Tutti erano dichiaratamente bisessuali; di più, il modo che avevano di esercitare la propria sessualità si poneva al di là di ogni tentativo di dogmatizzarla, di renderla la risposta di un orientamento aprioristico. Ad esempio, nonostante Lytton sia attratto precipuamente dal maschile, non trova affatto strano, o meglio, non ostacola l’attaccamento che a un certo punto inizia a dimostrargli la pittrice Dora Carrington, tanto che si trasferiscono insieme in un’altra dimora di campagna ad Ham Spray, e non si separano che alla morte di lui, alla quale Carrington reagisce sparandosi un colpo di fucile.

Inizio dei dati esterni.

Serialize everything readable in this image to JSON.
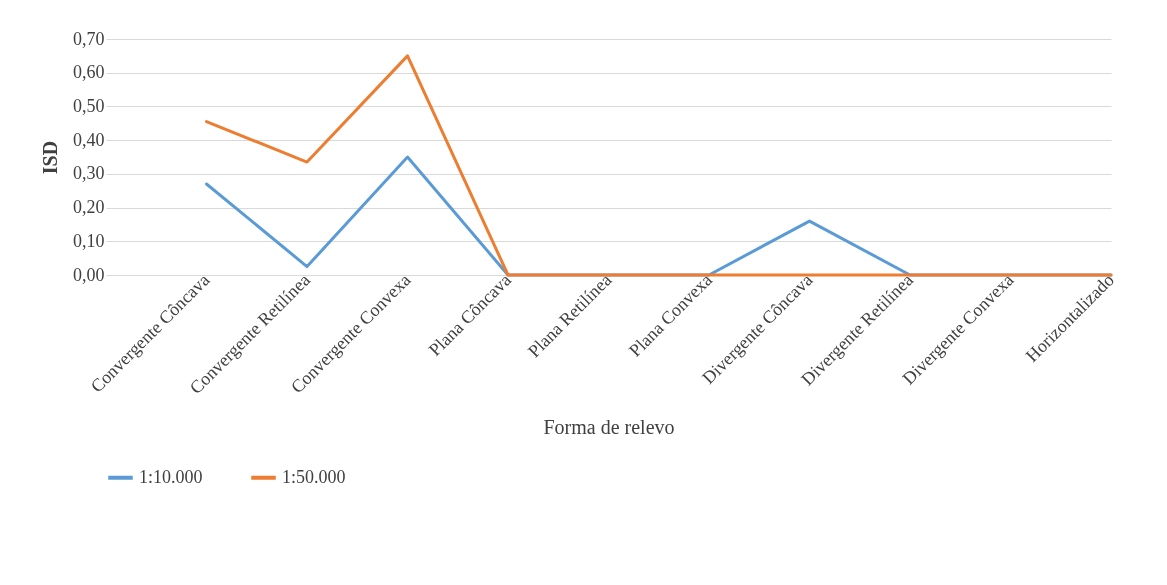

E che dire dell’incontro tra Virginia Woolf, legata a Leonard da un matrimonio bianco – nel senso che non fu letteralmente mai consumato – e Vita Sackville West, scrittrice di successo, aristocratica e avventuriera, nota seduttrice di donne? Il pranzo a cui Virginia la conduce per presentarla in qualità di amica, di compagna elettiva si svolge il 26 dicembre 1925, in quello che era l’ampio soggiorno e il centro vitale di Charleston; più del salotto dove pure avvenivano le letture ad alta voce e i confronti – ora fervidi, ora rilassati – che seguivano. 


Vita bucolica 

Sembra proprio siano le case di campagna le vere protagoniste del fermento letterario, artistico e intellettuale del Novecento. Un nugolo di abitazioni che si dipana intorno a Londra – oltre a Monk’s House di Virginia Woolf e a Ham Spray, anche Keynes, subito dopo aver sposato la ballerina russa Lydia Lopokova, acquista una tenuta a Tilton, a mezzo chilometro da Charleston. Luoghi dove ci si ritirava a lavorare – al netto dei divertimenti, le mattine erano sempre dedicate allo sforzo creativo; disseminati ancora oggi di oggetti, chincaglierie domestiche, pennelli intinti in barattoli di vernice, scaffali ricolmi di libri, di quadri di Duncan e di Vanessa: raffiguranti nature morte, impressionistiche vedute del giardino, e naturalmente ritratti – di Lytton, della stessa Vanessa placidamente accomodata su una sdraio all’aperto o di Virginia ripresa nell’atto di cucire a maglia.

Spunta anche una ragazza dai capelli a caschetto e dagli enormi, languidi occhi chiari seduta al desco della colazione: è Angelica, allevata da entrambi Clive Bell e Duncan Grant nonostante fosse la figlia legittima del secondo e di Vanessa. Una splendida adolescente allevata in mezzo ai libri, all’arte della maschera, a estri creativi di ogni genere che, come da manuale – o forse no – finirà per innamorarsi proprio di quel David Garnett detto Bunny, il quale continuava a frequentare Charleston ed era stato, molti anni prima, il grande amore di suo padre.